Had John been Terry, he might have begun scheming about the most shocking, most injurious way to use this information. But John wanted to be better than Terry. He wanted to be more decent. So he didn't scheme. Rather, he tucked the information away, simply pleased to know it was there should the time come when it might be of help.

CHAPTER 20

Before leaving for the cider house Monday morning, Lily called Cassie. There was no retraction in that day's paper, and the week was up. Cassie promised she would have a suit filed by the end of the day, but Lily was deeply disappointed. She had been praying for a faster resolution. Her life was in limbo. She needed to settle things and move on.

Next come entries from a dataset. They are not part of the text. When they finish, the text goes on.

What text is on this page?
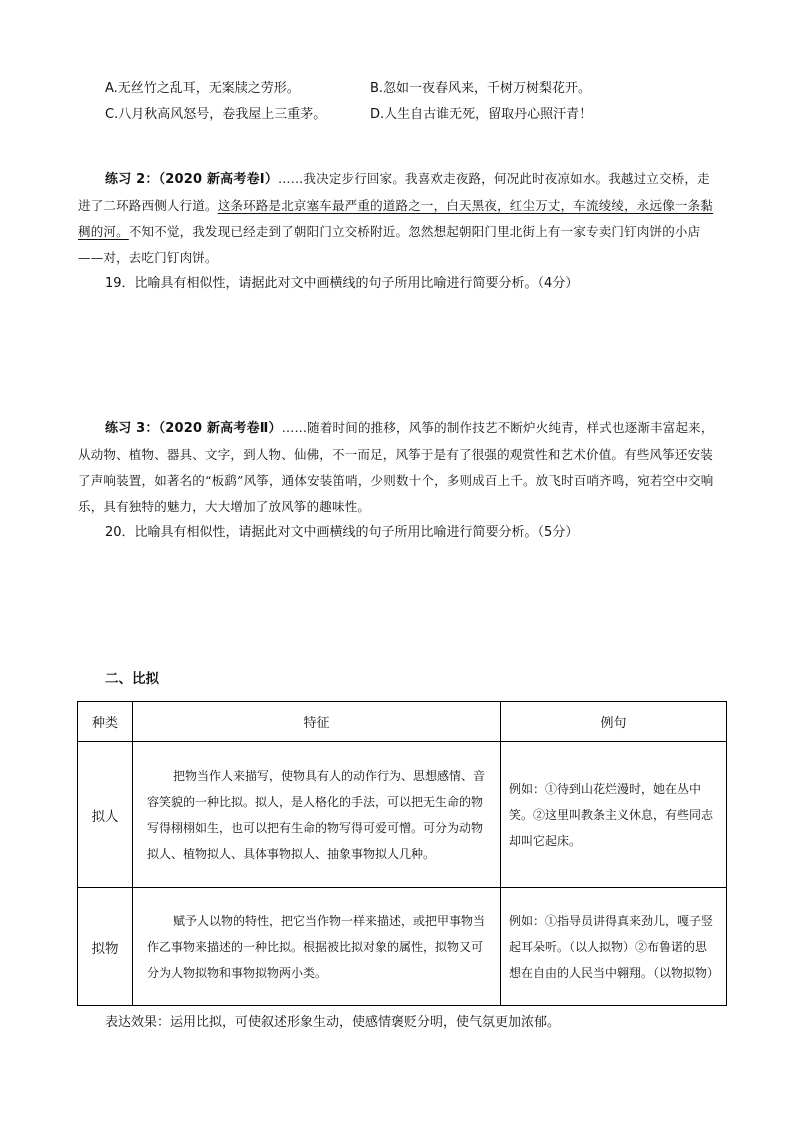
A.无丝竹之乱耳，无案牍之劳形。	B.忽如一夜春风来，千树万树梨花开。
C.八月秋高风怒号，卷我屋上三重茅。	D.人生自古谁无死，留取丹心照汗青！
练习 2：（2020 新高考卷Ⅰ）……我决定步行回家。我喜欢走夜路，何况此时夜凉如水。我越过立交桥，走进了二环路西侧人行道。这条环路是北京塞车最严重的道路之一，白天黑夜，红尘万丈，车流绫绫，永远像一条黏稠的河。不知不觉，我发现已经走到了朝阳门立交桥附近。忽然想起朝阳门里北街上有一家专卖门钉肉饼的小店——对，去吃门钉肉饼。
19．比喻具有相似性，请据此对文中画横线的句子所用比喻进行简要分析。（4分）
练习 3：（2020 新高考卷Ⅱ）……随着时间的推移，风筝的制作技艺不断炉火纯青，样式也逐渐丰富起来，从动物、植物、器具、文字，到人物、仙佛，不一而足，风筝于是有了很强的观赏性和艺术价值。有些风筝还安装了声响装置，如著名的“板鹞”风筝，通体安装笛哨，少则数十个，多则成百上千。放飞时百哨齐鸣，宛若空中交响乐，具有独特的魅力，大大增加了放风筝的趣味性。
20．比喻具有相似性，请据此对文中画横线的句子所用比喻进行简要分析。（5分）
二、比拟
种类	特征	例句
拟人	把物当作人来描写，使物具有人的动作行为、思想感情、音容笑貌的一种比拟。拟人，是人格化的手法，可以把无生命的物写得栩栩如生，也可以把有生命的物写得可爱可憎。可分为动物拟人、植物拟人、具体事物拟人、抽象事物拟人几种。	例如：①待到山花烂漫时，她在丛中笑。②这里叫教条主义休息，有些同志却叫它起床。

拟物	赋予人以物的特性，把它当作物一样来描述，或把甲事物当作乙事物来描述的一种比拟。根据被比拟对象的属性，拟物又可分为人物拟物和事物拟物两小类。	例如：①指导员讲得真来劲儿，嘎子竖起耳朵听。（以人拟物）②布鲁诺的思想在自由的人民当中翱翔。（以物拟物）
表达效果：运用比拟，可使叙述形象生动，使感情褒贬分明，使气氛更加浓郁。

The rhythm of the cider press was more welcome than ever. Dressed head to toe in rubber, she threw herself into the work. She lifted, pushed, pulled, and folded, even took over hosing down the floors when Maida left to get more apples. When the others stopped for coffee, she drove the loader herself. It took several tries before she maneuvered the metal scoop in a way that would properly position the large crate of fruit at the end of the bath, but she did it—with no small amount of satisfaction. As soon as the others returned, she was back on the platform beside the press, layering racks and cloths and mash.

Come time for lunch, she knew what she needed. She
cleaned herself quickly and ran down to the main house, but she didn't go to the kitchen this time. She went to the beautiful baby grand in the living room, sat down on the mahogany bench, and opened the lid.

She felt relief before she touched a single key. Here were old, loving friends. She brushed them with the pads of her fingers and breathed in their aged, ivory scent. Then she positioned her hands and began to play. She didn't think about songs, just let her fingers move on their own, and they knew her heart. They created sounds that were sweet and melancholy, like her emotions—a little lonesome, a little confused, but pleased, so pleased to be here.